Real-Time Agent Assist
AI copilots are transforming live agent support. These systems listen in real time, understand the ongoing conversation, and suggest next steps, articles, or actions based on context. They even detect customer sentiment and provide de-escalation prompts when needed.
This significantly reduces handling time and boosts agent confidence, particularly for junior staff. It also improves first contact resolution and customer satisfaction by delivering relevant answers immediately.
UI/UX: A Growing Concern
While functionality is increasing, user experience (UX) is lagging behind. Many platforms are overloaded with features, making them complex to navigate. This hurts agent efficiency and slows adoption.
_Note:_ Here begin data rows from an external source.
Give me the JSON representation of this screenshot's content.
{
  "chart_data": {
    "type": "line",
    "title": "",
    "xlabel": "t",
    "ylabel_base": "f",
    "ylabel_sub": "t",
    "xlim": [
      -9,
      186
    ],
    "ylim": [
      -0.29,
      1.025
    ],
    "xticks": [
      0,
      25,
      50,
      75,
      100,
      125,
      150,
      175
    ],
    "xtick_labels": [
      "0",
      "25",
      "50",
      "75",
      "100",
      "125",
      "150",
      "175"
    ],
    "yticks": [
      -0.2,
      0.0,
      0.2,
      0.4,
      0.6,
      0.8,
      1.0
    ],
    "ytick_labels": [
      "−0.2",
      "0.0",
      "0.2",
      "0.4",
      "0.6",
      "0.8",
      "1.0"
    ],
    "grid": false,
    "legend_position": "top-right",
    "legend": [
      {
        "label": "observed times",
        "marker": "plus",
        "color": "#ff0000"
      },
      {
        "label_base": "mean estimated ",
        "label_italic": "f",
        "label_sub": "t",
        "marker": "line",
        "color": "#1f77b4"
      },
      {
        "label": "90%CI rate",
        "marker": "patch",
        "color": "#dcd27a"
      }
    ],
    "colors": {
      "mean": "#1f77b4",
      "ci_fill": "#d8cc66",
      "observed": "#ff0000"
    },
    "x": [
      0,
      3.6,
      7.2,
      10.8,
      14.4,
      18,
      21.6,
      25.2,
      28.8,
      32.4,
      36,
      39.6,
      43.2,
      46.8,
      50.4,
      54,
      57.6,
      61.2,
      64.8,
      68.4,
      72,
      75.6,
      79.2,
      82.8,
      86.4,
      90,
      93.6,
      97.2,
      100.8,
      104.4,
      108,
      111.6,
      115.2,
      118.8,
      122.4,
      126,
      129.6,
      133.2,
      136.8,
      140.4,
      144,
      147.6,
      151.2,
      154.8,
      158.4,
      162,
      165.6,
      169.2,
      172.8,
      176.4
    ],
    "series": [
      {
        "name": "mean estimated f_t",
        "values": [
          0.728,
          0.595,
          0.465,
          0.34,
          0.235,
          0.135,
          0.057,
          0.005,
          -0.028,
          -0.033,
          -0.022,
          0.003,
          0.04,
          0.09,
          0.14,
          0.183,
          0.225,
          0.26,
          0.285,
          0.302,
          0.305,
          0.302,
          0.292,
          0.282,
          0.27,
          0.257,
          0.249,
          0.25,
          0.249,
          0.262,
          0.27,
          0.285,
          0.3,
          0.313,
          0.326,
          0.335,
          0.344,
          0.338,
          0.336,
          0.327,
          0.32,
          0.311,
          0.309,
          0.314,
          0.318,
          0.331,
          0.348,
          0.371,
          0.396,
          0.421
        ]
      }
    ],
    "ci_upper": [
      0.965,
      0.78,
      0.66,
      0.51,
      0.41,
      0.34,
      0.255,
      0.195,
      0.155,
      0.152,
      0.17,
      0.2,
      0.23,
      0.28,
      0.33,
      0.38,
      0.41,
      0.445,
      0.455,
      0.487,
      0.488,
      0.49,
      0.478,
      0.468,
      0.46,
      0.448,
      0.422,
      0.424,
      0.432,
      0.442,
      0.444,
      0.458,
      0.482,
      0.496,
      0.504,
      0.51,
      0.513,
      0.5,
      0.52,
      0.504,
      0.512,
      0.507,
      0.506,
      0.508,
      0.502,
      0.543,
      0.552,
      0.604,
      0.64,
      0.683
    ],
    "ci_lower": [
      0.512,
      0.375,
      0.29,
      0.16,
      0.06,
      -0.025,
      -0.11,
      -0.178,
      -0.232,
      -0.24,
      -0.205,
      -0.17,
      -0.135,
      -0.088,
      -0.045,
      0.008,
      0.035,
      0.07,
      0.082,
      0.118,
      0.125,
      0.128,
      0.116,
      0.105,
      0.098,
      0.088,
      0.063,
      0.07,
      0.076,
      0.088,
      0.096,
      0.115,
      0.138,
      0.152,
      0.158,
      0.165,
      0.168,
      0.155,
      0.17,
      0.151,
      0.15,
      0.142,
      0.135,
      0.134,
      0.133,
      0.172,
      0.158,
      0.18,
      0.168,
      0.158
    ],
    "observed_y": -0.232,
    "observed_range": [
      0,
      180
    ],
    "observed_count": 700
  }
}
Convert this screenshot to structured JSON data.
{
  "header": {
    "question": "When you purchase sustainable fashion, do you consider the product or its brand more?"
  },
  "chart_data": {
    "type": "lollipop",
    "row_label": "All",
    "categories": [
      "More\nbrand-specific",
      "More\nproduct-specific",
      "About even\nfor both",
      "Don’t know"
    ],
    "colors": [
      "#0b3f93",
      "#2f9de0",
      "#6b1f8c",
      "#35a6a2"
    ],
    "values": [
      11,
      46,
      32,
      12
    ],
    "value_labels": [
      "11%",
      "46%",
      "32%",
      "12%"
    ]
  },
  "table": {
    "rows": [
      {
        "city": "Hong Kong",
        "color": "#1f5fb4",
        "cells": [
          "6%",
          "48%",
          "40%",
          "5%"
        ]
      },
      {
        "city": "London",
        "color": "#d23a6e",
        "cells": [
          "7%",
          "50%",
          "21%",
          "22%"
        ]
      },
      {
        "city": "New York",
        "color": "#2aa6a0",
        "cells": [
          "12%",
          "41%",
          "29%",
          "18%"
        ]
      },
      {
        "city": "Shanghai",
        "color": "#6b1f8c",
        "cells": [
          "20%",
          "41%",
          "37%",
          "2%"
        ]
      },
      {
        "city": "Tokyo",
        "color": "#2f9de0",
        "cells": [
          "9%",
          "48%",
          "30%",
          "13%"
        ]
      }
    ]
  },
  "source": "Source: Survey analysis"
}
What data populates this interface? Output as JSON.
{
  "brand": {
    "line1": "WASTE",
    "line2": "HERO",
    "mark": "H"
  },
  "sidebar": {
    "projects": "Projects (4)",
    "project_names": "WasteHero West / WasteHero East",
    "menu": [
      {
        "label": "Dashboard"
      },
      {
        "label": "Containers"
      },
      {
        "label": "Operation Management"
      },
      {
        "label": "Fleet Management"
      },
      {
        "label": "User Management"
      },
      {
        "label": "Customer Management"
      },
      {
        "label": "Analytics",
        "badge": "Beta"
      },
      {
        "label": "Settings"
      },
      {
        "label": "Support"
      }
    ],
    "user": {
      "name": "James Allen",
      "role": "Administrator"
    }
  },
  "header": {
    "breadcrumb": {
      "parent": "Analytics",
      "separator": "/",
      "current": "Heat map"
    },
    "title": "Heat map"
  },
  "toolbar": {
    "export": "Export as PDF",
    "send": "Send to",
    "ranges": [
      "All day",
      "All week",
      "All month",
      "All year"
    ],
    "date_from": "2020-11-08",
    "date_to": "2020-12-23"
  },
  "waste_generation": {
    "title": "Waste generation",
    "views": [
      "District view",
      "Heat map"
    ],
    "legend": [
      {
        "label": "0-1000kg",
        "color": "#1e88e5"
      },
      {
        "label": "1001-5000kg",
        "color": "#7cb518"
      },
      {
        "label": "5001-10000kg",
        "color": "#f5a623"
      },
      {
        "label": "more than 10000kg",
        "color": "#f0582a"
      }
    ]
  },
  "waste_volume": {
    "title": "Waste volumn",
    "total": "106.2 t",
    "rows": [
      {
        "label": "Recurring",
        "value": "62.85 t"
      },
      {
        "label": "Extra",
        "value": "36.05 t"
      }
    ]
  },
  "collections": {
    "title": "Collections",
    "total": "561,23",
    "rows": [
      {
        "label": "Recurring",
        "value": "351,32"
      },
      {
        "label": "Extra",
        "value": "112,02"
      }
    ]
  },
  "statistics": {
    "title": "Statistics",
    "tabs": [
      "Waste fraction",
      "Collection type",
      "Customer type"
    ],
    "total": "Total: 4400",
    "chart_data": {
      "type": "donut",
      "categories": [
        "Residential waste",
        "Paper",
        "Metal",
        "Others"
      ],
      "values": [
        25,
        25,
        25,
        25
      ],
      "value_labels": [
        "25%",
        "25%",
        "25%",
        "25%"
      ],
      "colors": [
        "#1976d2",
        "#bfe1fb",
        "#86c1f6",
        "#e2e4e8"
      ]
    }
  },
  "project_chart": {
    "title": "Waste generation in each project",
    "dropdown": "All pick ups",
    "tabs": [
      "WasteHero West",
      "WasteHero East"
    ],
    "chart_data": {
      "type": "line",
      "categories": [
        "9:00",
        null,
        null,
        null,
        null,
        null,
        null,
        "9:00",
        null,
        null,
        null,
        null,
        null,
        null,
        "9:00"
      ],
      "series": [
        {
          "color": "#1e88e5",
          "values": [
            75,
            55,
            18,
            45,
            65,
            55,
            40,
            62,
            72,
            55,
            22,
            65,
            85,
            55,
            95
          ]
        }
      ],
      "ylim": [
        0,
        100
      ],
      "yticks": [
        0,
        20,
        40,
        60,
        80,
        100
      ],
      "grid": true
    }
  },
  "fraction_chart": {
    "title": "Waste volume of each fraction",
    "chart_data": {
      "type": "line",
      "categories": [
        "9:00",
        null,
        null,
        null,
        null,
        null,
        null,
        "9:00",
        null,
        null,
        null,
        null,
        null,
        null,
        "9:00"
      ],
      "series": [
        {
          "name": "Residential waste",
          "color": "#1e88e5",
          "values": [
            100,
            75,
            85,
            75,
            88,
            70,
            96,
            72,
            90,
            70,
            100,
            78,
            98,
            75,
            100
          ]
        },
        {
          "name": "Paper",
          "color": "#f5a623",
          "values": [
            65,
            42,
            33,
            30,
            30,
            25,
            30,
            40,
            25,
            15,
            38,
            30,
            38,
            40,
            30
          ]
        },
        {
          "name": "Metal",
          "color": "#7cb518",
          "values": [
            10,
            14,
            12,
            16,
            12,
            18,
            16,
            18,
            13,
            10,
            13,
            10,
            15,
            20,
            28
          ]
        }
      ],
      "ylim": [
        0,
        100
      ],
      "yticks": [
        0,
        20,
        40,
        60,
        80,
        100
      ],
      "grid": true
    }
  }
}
Vendors are starting to respond with cleaner interfaces, customizable dashboards, and simplified workflows. Still, the market is polarized—some tools shine in usability, others are clearly “built by engineers for engineers.” As tech gets more powerful, usability must keep pace.
Risks and Challenges
AI Liability: The Air Canada Case
The risks of AI in customer service are real. A notable example is the Air Canada chatbot case, where a bot gave misleading information about a fare discount. When the company refused to honor the chatbot’s response, the customer took them to court—and won.
The court ruled that the company is responsible for what its AI says, regardless of intent or disclaimers. This highlights the need for strict validation, content control, and human oversight in AI deployments. Businesses can’t hide behind the “autonomy” of their bots.
Europe’s Innovation Gap
At CCW, it became clear that Europe still heavily relies on non-European technologies in the Contact Center space. Major platforms are American or Asian, with few local alternatives. This limits data sovereignty and customization options.
There’s a pressing need to support local AI and CX startups, promote homegrown technologies, and encourage companies to explore EU-based vendors. Otherwise, Europe risks falling further behind in a space where innovation defines competitiveness.
Our Perspective
At our company, we’ve embraced AI as a tool to empower, not replace, people. Our philosophy is human-first: AI augments agents, ensures faster service, and improves accuracy—but always under human oversight.
We’re also committed to building and promoting our own NLU technology, developed entirely in Europe. It’s designed to comply with GDPR, address real market needs, and offer a serious alternative to big tech tools. We’re proud to be part of the “Made in EU” movement.
Looking ahead, we’ll continue investing in intelligent automation, focusing on transparency, reliability, and trust. Our goal is not just to follow trends but to shape them—always with our clients’ and end users’ experience in mind.